Nemrut nasıl kurtulur?

* 6. Uluslararası Kahta Kommagene Festivali'ne gelmenin bunları öğrenmek gibi yararları oluyor işte. Peki Nemrut nasıl kurtulacak? Adıyaman Valisi Kadir Çalışıcı'dan aldığım bilgiye göre, genleşmeye karşı heykellerdeki çatlaklara özel bir sıvı karışımı enjekte etmeyi, bütün heykellerin sera tipi cam fanus içine alınarak doğal etkilere karşı korumayı ya da hepsini dağdan indirip şehirde sergilemeyi önerenler varmış. Bunlardan hangisinin daha uygun olduğuna Kültür Bakanlığı karar verecekmiş ama bu konuda bilimsel ve sistematik bir çalışma henüz yokmuş. 1996'da Nemrut Dağı Milli Parkı'nda yapılacak plan ve uygulamalara ilişkin protokol; Kültür, Turizm ve Orman Bakanlıkları arasında imzalanarak yürürlüğe girmiş ancak merkeziyetçi ve dağınık yönetim yapısı nedeniyle etkin bir koordinasyon sağlanamamış. Protokol gereği oluşturulan Yönlendirme Komisyonu ancak bir kez toplanabilmiş. Şu ana kadar da görülür bir sonuç elde edilememiş.

Master-plan gerekli

* Valiye göre bu doğal, kültürel ve tarihsel mirasın, sürdürülebilir kalkınma anlayışı içinde ve koruma-kullanma dengesi kurularak turizmin hizmetine sunulabilmesi, ancak bir master plan yaklaşımıyla mümkündü. Nemrut Dağı ören yerinde çeşitli açılardan yetki ve sorumluluğu bulunan değişik bakanlık ve kurumların, birbirlerinden kopuk çalışmaları, koruma-kullanma dengesine zarar verecek ve uzun vadede olumsuz görüntülere neden olacaktı. Özetle, M.Ö. 69'da kuruluşundan, M.S. 72'de sona erişine kadar hiç savaşmamış, egemenliğinin bitişi dahil bütün sorunlarını antlaşmalarla halletmiş, savaşın, düşmanlığın insanlık için büyük bir günah ve kayıp olduğuna inanmış bu Makedon-Pers uygarlığına yazık olacaktı.
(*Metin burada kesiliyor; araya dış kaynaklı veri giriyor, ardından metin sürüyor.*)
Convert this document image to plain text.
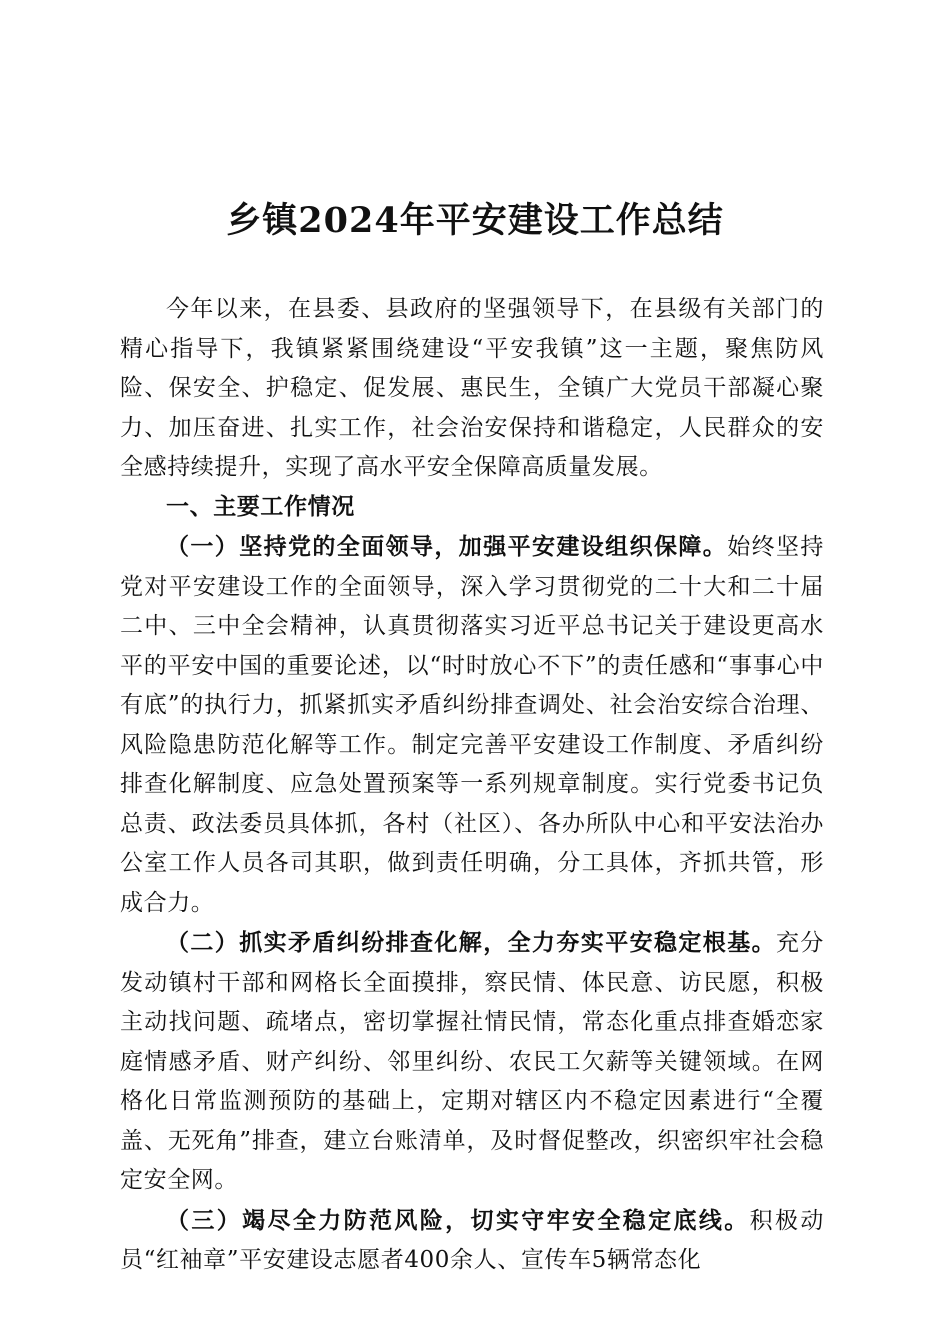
乡镇2024年平安建设工作总结

今年以来，在县委、县政府的坚强领导下，在县级有关部门的精心指导下，我镇紧紧围绕建设“平安我镇”这一主题，聚焦防风险、保安全、护稳定、促发展、惠民生，全镇广大党员干部凝心聚力、加压奋进、扎实工作，社会治安保持和谐稳定，人民群众的安全感持续提升，实现了高水平安全保障高质量发展。

一、主要工作情况

（一）坚持党的全面领导，加强平安建设组织保障。始终坚持党对平安建设工作的全面领导，深入学习贯彻党的二十大和二十届二中、三中全会精神，认真贯彻落实习近平总书记关于建设更高水平的平安中国的重要论述，以“时时放心不下”的责任感和“事事心中有底”的执行力，抓紧抓实矛盾纠纷排查调处、社会治安综合治理、风险隐患防范化解等工作。制定完善平安建设工作制度、矛盾纠纷排查化解制度、应急处置预案等一系列规章制度。实行党委书记负总责、政法委员具体抓，各村（社区）、各办所队中心和平安法治办公室工作人员各司其职，做到责任明确，分工具体，齐抓共管，形成合力。

（二）抓实矛盾纠纷排查化解，全力夯实平安稳定根基。充分发动镇村干部和网格长全面摸排，察民情、体民意、访民愿，积极主动找问题、疏堵点，密切掌握社情民情，常态化重点排查婚恋家庭情感矛盾、财产纠纷、邻里纠纷、农民工欠薪等关键领域。在网格化日常监测预防的基础上，定期对辖区内不稳定因素进行“全覆盖、无死角”排查，建立台账清单，及时督促整改，织密织牢社会稳定安全网。

（三）竭尽全力防范风险，切实守牢安全稳定底线。积极动员“红袖章”平安建设志愿者400余人、宣传车5辆常态化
* Festivalin organizatörü Turizm Müdürü Mahmut Arslan'a göre, dağdaki tarihi eserlerin korunması, restorasyonu, kazı işleri, bir müze kurulması ve uluslarası tanıtımına ilişkin beş yıllık bir master programı, kendisinin de kurucusu ve genel sekreteri olduğu merkezi Hollanda'da olan The International Nemrut Foundation, hazırlayıp Kültür Bakanlığı'na ve UNESCO Türkiye Milli Komisyonu'na sunmuştu. Onay geldiği an çalışmalara başlayacaktı.

* Kuşku ve umut arasında sallanan kalbimi Kahta'da bıraktım. Ve anladım: Güneş, Nemrut'a çıkan herkesi kendine gebe bırakıyordu. Var olduğundan beri doğmayı hiç aksatmayan güneşe, bir güneş doğurmak boynumuzun borcuydu.